Greenberg believes the development of the Center for Breakthrough Medicines site in King of Prussia, Pennsylvania, near the startups and spin-offs emerging in Philadelphia, showcases one vision for the future of life sciences real estate.

The $1.1B, 680K SF facility, the world’s largest cell and gene therapy CDMO, located within the larger Discovery Labs development, includes viral vector manufacturing suites, cell therapy suites and plasmid manufacturing. Positioned adjacent to a bank of incubator spaces, it will allow startups to collaborate closely with manufacturing teams, creating what Greenberg believes will be a huge magnet for talented firms.

“Current therapeutic platforms were developed in academic labs and present a challenge to scale and manufacture,” she said. “It’s critical the industry bring to market partnerships that offer scalable, proven and efficient platforms for scaling up production.”

CDMOs tend to locate near existing clusters to encourage more collaboration between research and manufacturing talent, and they seek out the same kinds of spaces used for other types of biomanufacturing: large, warehouse-like spaces with floor-loading capacity, docks, backup power and near a talent base that can support the specialized labor to operate these facilities. Those focused on cell and gene therapy will need new equipment and an enhanced use of IT and digital record-keeping technology. 
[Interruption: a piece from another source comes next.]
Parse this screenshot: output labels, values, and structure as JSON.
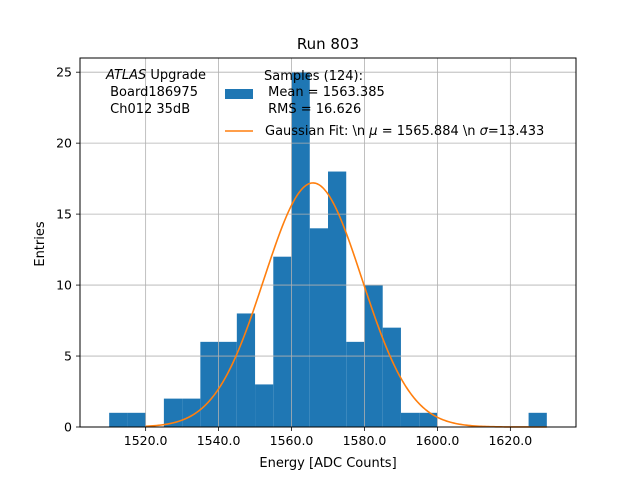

North Carolina Biotechnology Center Director of Life Science Economic Development Laura Rowley said the state has seen increased investment by CDMOs. Fujifilm Diosynth Biotechnologies, KBI Biopharma, Thermo Fisher and Abzena have announced plans to expand in North Carolina, drawn to the state’s existing ecosystem and workforce training programs focused on specialized programs for biomanufacturing. 

CBRE’s Cohen said the growth in CDMOs will likely continue to benefit existing clusters. He compared it to data centers; in their infancy, companies wanted to be close to their data, whereas now, they’re more comfortable with remote storage.

Because of the size and scale of these sites, it’s likely they will unlock real estate on the fringes of markets like Boston and San Diego that are too far off the beaten path for startups looking to be close to existing clusters. 

“Historically if you look at the main markets, research happens in the core,” Cohen said. “But with the more diverse labor pool for CDMOs, they can really spread out.”